Once you have setup the Provisioning desktop then you are ready to deploy\assign a new “AppStack” to it.  To create a new AppStack login to the App Volumes manager as shown in figure 1.01:App Volume Manager

image

figure 1.01: App Volume Manager

From under the VOLUMES folder heading and AppStacks tab, select the Create AppStack button as shown in figure 1.01.

image

figure 1.02 Create AppStack

Provide a Name, Select the datastore from the Storage drop down.
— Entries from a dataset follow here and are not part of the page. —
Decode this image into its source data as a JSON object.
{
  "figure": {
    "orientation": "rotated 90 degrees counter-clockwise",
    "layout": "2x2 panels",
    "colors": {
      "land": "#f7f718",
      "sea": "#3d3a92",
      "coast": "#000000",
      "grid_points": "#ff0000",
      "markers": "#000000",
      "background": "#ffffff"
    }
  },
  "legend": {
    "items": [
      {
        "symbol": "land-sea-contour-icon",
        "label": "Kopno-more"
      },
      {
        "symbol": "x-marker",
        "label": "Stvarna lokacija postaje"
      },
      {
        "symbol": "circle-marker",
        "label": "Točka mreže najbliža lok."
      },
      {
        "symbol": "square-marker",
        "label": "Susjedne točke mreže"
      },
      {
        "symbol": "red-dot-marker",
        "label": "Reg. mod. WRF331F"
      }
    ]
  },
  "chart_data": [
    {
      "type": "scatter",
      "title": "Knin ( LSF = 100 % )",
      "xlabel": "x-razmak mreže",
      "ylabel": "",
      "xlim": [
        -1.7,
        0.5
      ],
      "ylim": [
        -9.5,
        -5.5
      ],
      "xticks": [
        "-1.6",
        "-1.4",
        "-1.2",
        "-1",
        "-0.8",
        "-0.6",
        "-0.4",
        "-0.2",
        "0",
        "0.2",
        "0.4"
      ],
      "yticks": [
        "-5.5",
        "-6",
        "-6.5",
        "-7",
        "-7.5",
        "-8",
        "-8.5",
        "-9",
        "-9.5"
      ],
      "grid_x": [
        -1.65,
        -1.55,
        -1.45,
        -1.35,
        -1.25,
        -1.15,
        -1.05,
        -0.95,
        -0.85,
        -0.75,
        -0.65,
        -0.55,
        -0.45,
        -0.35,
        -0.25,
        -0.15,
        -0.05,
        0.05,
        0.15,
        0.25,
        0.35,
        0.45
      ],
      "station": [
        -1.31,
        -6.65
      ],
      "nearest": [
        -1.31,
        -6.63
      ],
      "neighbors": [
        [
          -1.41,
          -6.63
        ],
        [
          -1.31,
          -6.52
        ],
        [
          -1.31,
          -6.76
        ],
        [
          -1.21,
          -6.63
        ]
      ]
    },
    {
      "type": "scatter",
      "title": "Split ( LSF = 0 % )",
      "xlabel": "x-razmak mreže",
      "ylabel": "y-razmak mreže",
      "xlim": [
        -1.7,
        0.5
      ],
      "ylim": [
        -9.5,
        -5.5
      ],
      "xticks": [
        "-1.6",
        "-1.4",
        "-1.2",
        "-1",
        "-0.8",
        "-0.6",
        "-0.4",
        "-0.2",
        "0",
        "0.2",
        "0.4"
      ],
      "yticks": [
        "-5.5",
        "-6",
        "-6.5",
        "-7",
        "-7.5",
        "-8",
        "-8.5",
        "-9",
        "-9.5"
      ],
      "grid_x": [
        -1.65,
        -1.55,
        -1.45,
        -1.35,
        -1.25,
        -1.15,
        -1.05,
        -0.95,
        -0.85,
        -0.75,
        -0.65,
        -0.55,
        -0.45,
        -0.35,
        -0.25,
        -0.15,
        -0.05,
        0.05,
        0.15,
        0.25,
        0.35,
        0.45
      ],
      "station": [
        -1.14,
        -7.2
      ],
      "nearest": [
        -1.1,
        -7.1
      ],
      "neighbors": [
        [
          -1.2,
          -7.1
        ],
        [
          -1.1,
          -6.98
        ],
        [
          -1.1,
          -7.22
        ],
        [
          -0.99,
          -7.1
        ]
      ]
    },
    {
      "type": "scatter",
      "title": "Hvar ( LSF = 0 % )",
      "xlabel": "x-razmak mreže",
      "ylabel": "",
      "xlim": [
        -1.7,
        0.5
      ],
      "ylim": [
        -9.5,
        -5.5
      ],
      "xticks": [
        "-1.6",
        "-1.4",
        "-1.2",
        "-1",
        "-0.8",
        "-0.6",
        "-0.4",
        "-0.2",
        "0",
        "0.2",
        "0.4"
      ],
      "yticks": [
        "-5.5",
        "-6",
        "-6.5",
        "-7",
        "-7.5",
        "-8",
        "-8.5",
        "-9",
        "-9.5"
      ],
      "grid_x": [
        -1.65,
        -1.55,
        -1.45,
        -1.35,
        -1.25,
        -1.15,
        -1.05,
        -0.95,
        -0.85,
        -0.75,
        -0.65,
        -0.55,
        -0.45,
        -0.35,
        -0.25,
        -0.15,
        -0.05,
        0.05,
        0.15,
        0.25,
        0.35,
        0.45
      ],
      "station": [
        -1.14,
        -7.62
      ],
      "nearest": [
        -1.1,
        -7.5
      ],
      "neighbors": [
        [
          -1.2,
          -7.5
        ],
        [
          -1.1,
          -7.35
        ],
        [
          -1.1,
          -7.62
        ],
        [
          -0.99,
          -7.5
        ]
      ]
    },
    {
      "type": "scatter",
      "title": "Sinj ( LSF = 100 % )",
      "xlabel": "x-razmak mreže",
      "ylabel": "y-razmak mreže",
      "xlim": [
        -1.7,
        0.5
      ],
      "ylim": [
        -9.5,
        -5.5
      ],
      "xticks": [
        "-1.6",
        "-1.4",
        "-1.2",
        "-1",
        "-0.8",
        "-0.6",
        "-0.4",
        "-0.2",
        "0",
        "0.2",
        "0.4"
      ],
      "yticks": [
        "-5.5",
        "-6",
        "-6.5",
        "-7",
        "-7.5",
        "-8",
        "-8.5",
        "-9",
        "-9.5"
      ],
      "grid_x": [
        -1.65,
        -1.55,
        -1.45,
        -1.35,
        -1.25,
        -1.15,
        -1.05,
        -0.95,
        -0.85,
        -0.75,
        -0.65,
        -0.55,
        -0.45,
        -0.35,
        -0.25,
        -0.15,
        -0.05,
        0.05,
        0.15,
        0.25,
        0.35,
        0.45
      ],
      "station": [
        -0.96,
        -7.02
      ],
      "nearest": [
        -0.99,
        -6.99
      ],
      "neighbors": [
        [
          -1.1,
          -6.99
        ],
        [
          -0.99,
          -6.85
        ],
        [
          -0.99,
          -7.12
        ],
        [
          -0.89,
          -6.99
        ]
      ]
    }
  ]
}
Select the Template from the dropdown and provide a Description and click Create as shown in figure 1.02.

You will be prompted to determine if you want the AppStack created in the background or wait for it to complete first.  Select the appropriate radial button and click Create.

Once it is created you will notice that it’s status is set to “Unprovisioned”.  We will want to provision it to our Provision desktop so select the AppStack and click the Provision button as shown in figure 1.03: Provision the AppStack.

image

figure 1.03: Provision the AppStack

You can filter the name of the Provisioning desktop by typing it in the Find Provision Computer field and clicking the Search button a shown in figure 1.04: Deploy AppStack to Provision desktop.

image

figure 1.04: Deploy AppStack to Provision desktop

Select the Computer and click the Provision button as shown in figure 1.04.  When prompted on the Confirm Start Provisioning dialog box click Start Provisioning.  The AppStack will be deployed to the Provisioning desktop and mounted.  At this point you are now in “Provisioning mode”. You can confirm this by logging in locally to the Provisioning Computer and noting the App Volumes dialog box as shown in figure 1.05: Provisioning Mode.

image

figure 1.05: Provisioning Mode.

Install the application(s) as you normally would and once complete click OK.  When you click OK the AppStack is unmounted shows up for assignment in the management console as shown in figure 1.06: AppStack Assignment.

image

figure 1.06: AppStack Assignment

We are now ready to Assign the AppStack to a group of computers to deploy the Applications at the speed of Cloud.  We will cover the last step in the process in the final post.